Incendie dans une église orthodoxe russe à Paris : l'archiprêtre conteste la piste des cierges laissés allumés

A.S
Publié le 19 avril 2022 à 11h56, mis à jour le 19 avril 2022 à 12h24
Incendie dans une église orthodoxe russe à Paris : l'archiprêtre conteste la piste des cierges laissés allumés

Dimanche, les flammes ont ravagé la paroisse Saint-Séraphin de Sarov dans le 15e arrondissement.
Dans un premier temps, plusieurs sources policières avaient évoqué des bougies restées allumées.
L'archiprêtre dément ce lundi dans un communiqué.

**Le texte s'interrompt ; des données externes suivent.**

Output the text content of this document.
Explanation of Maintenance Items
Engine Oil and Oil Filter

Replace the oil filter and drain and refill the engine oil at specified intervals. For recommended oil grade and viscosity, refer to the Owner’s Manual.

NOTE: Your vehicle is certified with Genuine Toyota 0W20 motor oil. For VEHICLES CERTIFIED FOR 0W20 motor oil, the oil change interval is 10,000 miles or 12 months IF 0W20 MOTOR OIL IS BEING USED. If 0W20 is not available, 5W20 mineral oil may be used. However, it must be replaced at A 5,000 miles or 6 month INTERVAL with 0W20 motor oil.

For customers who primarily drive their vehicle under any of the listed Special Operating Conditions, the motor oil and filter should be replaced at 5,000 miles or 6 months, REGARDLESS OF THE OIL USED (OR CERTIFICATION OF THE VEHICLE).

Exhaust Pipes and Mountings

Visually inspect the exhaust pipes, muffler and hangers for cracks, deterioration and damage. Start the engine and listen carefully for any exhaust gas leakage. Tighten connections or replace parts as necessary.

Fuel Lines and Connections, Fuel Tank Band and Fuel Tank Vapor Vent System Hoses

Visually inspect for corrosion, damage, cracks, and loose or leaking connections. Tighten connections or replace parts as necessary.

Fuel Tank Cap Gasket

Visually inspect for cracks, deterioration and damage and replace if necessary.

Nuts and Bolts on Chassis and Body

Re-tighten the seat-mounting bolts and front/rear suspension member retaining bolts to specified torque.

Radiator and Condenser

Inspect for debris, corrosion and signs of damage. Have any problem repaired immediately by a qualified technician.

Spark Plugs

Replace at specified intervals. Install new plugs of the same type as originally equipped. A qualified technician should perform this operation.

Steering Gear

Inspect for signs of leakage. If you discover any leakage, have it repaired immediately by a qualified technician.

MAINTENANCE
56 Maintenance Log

L'intérieur de l'église Saint-Séraphin-de-Sarov "a été entièrement détruit par le feu". Un incendie s'est déclaré dans l'après-midi, ravageant l'édifice en bois situé 91, rue Lecourbe dans le 15e arrondissement. Immédiatement, le parquet de Paris avait ouvert une enquête de flagrance du chef de "destruction involontaire du bien d'autrui par incendie". Les investigations avaient alors été confiées au commissariat de l'arrondissement. 

Très rapidement, la piste accidentelle avait été privilégiée par les enquêteurs. Plusieurs sources policières avaient fait savoir que des bougies, restées allumées alors que les fidèles étaient partis goûter, étaient certainement à l'origine du drame. Mais ce lundi, dans un communiqué, l’archiprêtre Nicolas Crnokrak conteste formellement cette dernière information : "Nous démentons cette assertion : l’église, comme la plupart des lieux de culte orthodoxes, est remplie de tapis et de divers tissus qui font partie des ornements liturgiques ; en revanche, l’église n’est pas ouverte en-dehors des offices, et seuls les membres de la paroisse chargés de l’entretien y ont accès".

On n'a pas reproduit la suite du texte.